Astroturf is supposed to be a low-maintenance, low-impact, and fast-playing alternative to grass. Unlike grass, though, Astroturf can warp and accrue ruts across its surface. The severe “turf-burns” it can inflict are nothing to scoff at either. This year, the Intramural Sports Department is allowing only one flag football game to be played at a time, evidently because there is only one section of the field deemed fit for play. The Georgetown women’s field hockey team, which played home games on Kehoe as recently as last year, has been barred from using the field for NCAA competition following an investigation last spring by the Department of Risk Management. Most of the club sports programs have eschewed playing there altogether, electing to practice in the dark or share space with other teams on Harbin Field, which uses a much softer, grassier variety of artificial turf.
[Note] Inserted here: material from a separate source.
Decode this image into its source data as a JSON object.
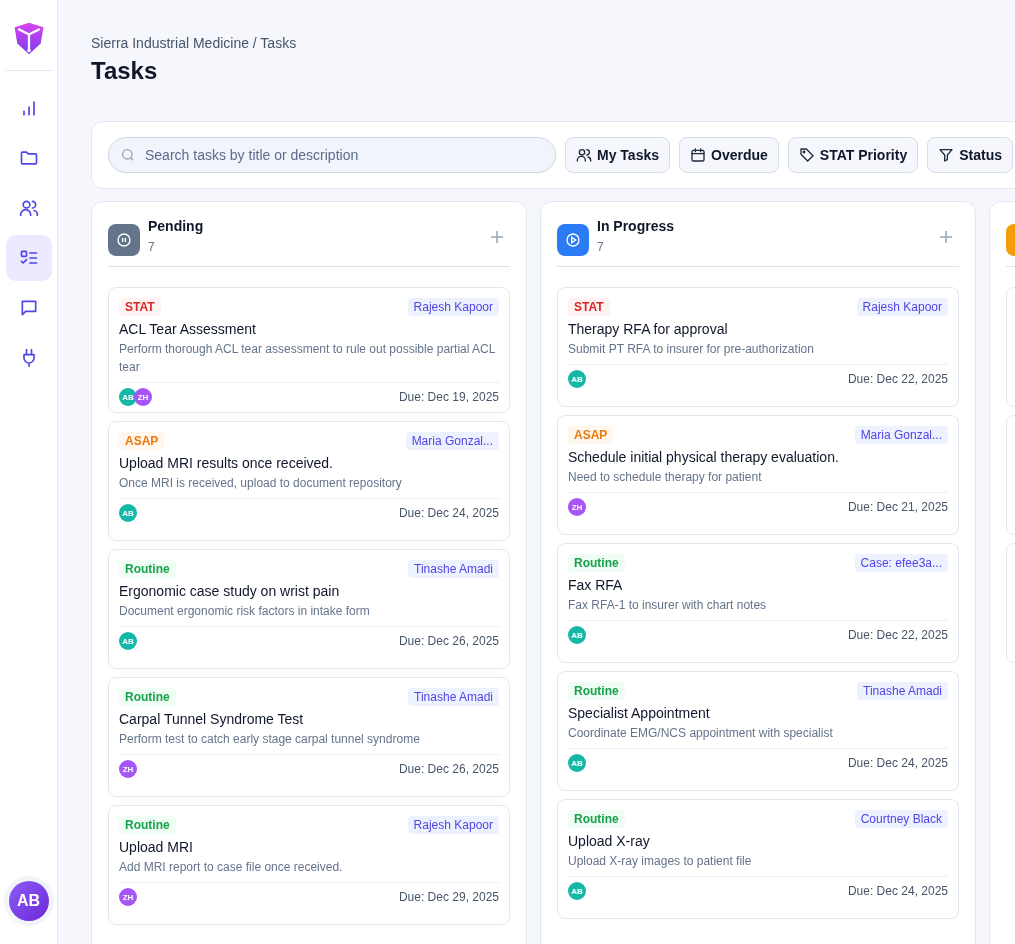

According to Jim Gilroy, the Director of Yates Field House, plans are in the works to renovate Kehoe, but funding will be a big obstacle. Replacing the surface in 2004 cost seven million dollars, and Gilroy expects the pricetag this time around to be nearly double that. Yates’ management met with the University last week to discuss the issue, and another meeting is planned for November, but for now, Gilroy advises students to “be aware of the compressions [which are all marked with red and white X’s]” when setting up field space.

“Everyone understands that it needs to be replaced,” he said. “We’re pushing for it, trying to get it done, but finding the money is difficult.” Until then, keep your socks pulled up and watch out for those landmines—or better yet, why not just work on your jump shot?